I am the youngest of four brothers and grew up on a dairy farm at Yarra Glen. There were six children in our family, but the two girls were spared from farm work.
As the youngest brother, I was assigned the most menial tasks. My older brothers on the other hand took the more responsible jobs that included the daily tasks of getting everything ready for milking. They would sanitise the cups, clean the machines, flush the pipes that transferred the warm milk from the point of milking into the twelve gallon milk cans. In the 1960’s, refrigeration and vats were unknown.
While my older brothers were doing this important work, my job was to go out to the paddock and bring the herd into the yards and then feed calves and clean the manure from the yards.

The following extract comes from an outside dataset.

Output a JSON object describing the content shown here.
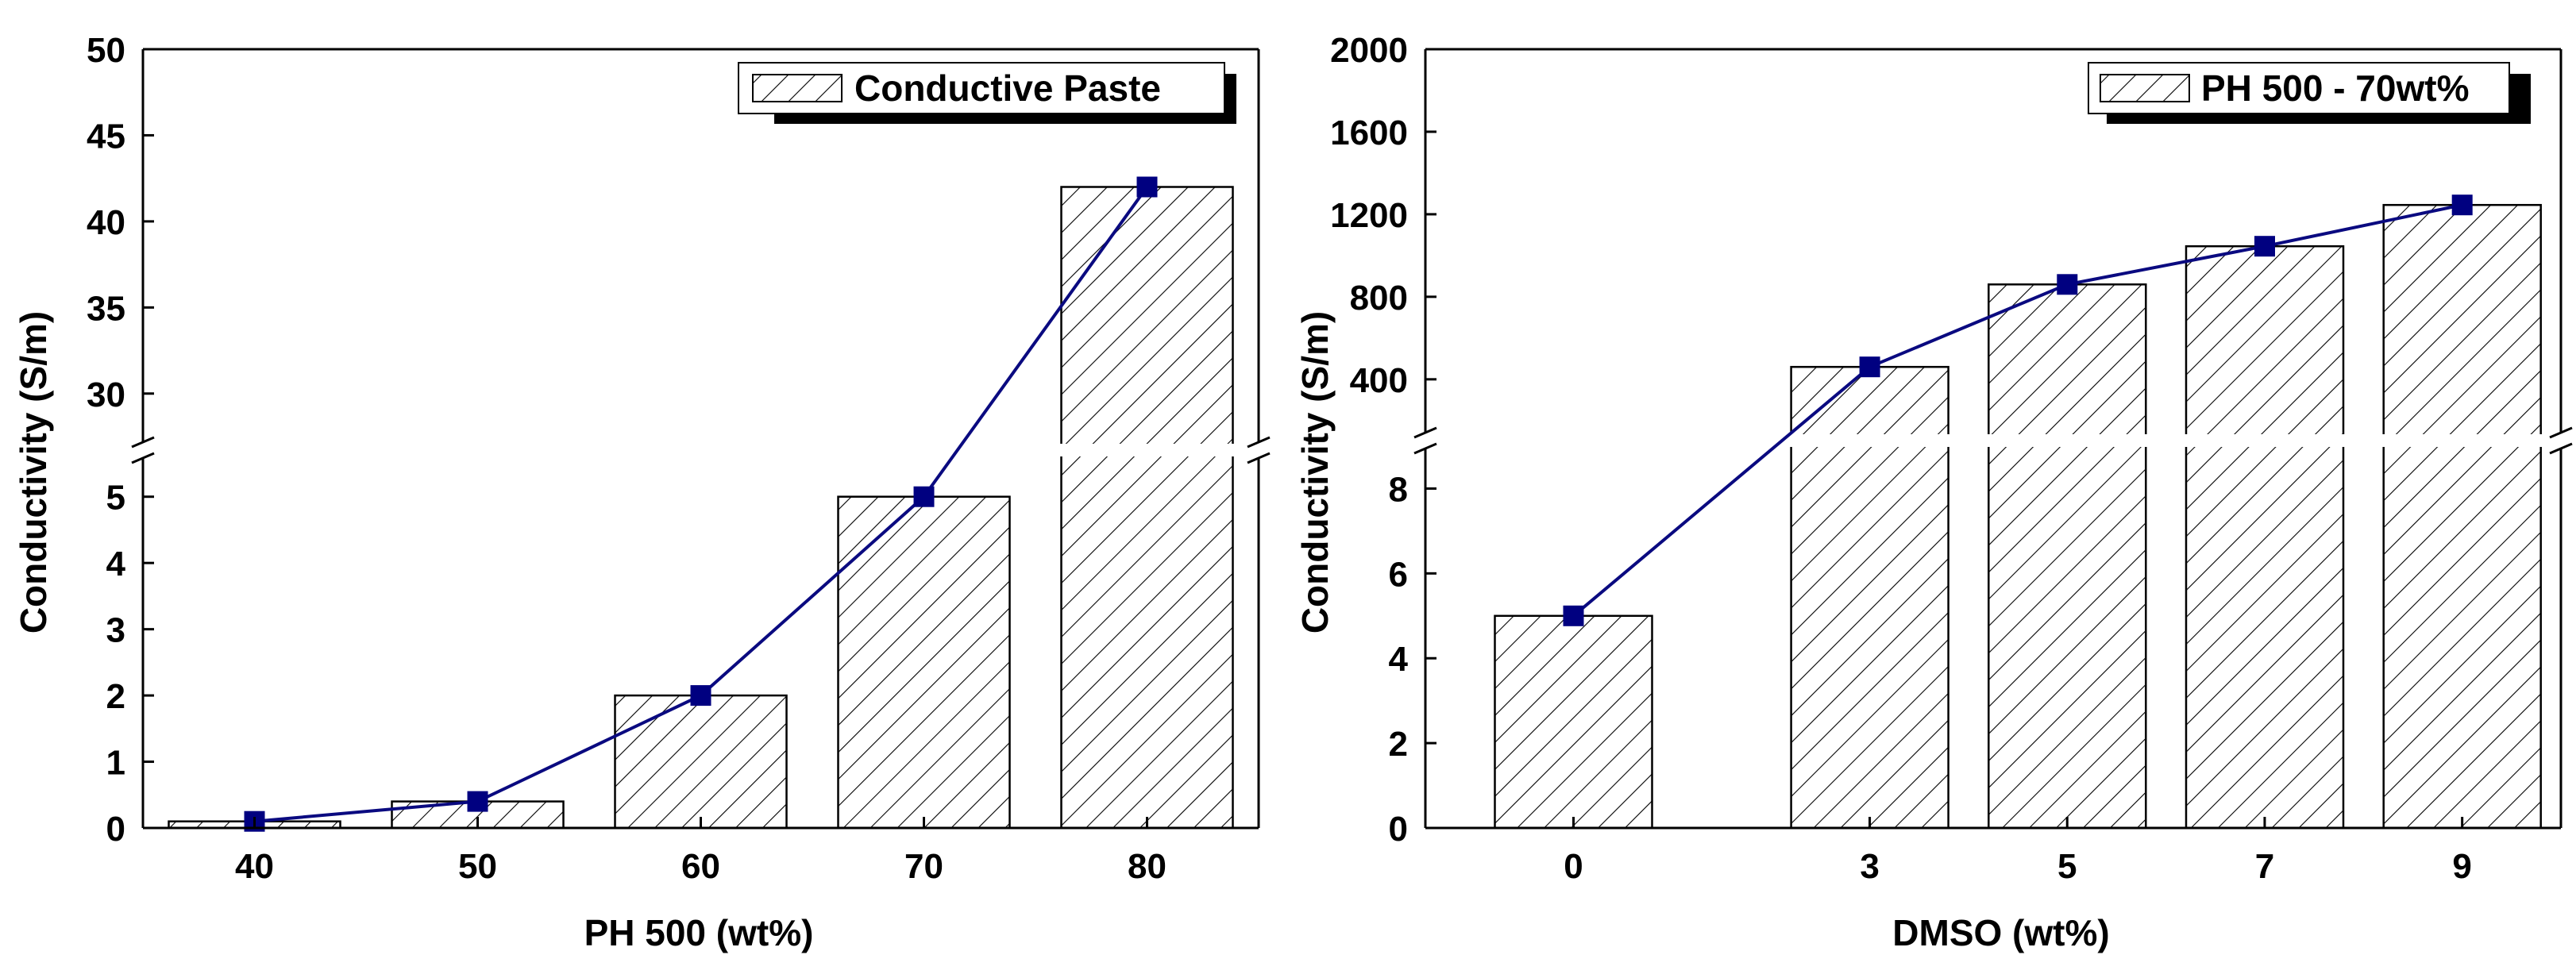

I soon developed a strong resentment about this division of labour, not just because of the implication that I wasn’t smart enough to do responsible tasks, but because my brothers’ jobs all seemed to be inside, under cover and involved hot water. My jobs were all outside, in the elements, and too often the cold winter weather.
I remember those very cold winter mornings. Wearing gumboots and a cheap plastic raincoat, I wandered through the muddy laneways to the paddock where the cows were. In winter, these early mornings were dark, very dark, and sometimes quite scary for a seven year old boy.
The dairy was located on a rise so it could be seen from almost anywhere on our one hundred acre farm. There was a light that shone over the cow yard. I’m sure it was only a 100 Watt, maybe at the most a 150 Watt light bulb. There were no spotlights and floodlights in those days but it was surprising how much comfort and in fact, light, landed on us some six or eight hundred metres away, in the paddock.
Surprising, because when standing next to the light, it didn’t seem to shine much further than the cattle yards whereas when you were distant from the light, you realised that some of it, however faintly, was reaching you.
As my eyes adapted to the dark, and I was rousing the cows for their slow walk back to the dairy, I could see the pale light from that far off globe showing on the forward-facing parts of the animals. From behind, I could see the glistening of the dew on their backs and the steam rising from their nostrils and their warm bodies.
That single light bulb gave far more light and guidance than anybody looking from the shed realised. I’m sure they could easily have turned it off, thinking it was of no significance to me, far off in the muddy laneway but that light gave us direction and a sense of progress as we got ever closer.
Jesus talked about the church being a light on the hill, something visible to the world. Sometimes we think our light is so dim and so powerless, that we are tempted to switch it off, thinking that there is no-one in the immediate vicinity who needs or cares for it. But we should remember that light goes a long way and can be seen from a long distance. Even if it does not make much difference to visibility, it can give direction, it can give hope to people we have never met and don’t know.
Be visible. Be visibly Christian. Name the source and motivation of your good actions. I know it sounds hard but too often we hide behind simply being ‘good people’, when in fact we are good people motivated by strong gospel stories.
In this dark and broken world, we need to be that light on the hill. To be visibly Christian, to be visibly available, open and welcoming. To light a candle in the darkness, rather than curse the darkness. To believe that our presence in the world – talking, sitting, eating, caring, loving our neighbour – matters. To be a people of faith, to stand for something that can be seen from afar and guide people home.
This is the gospel, and it’s good news.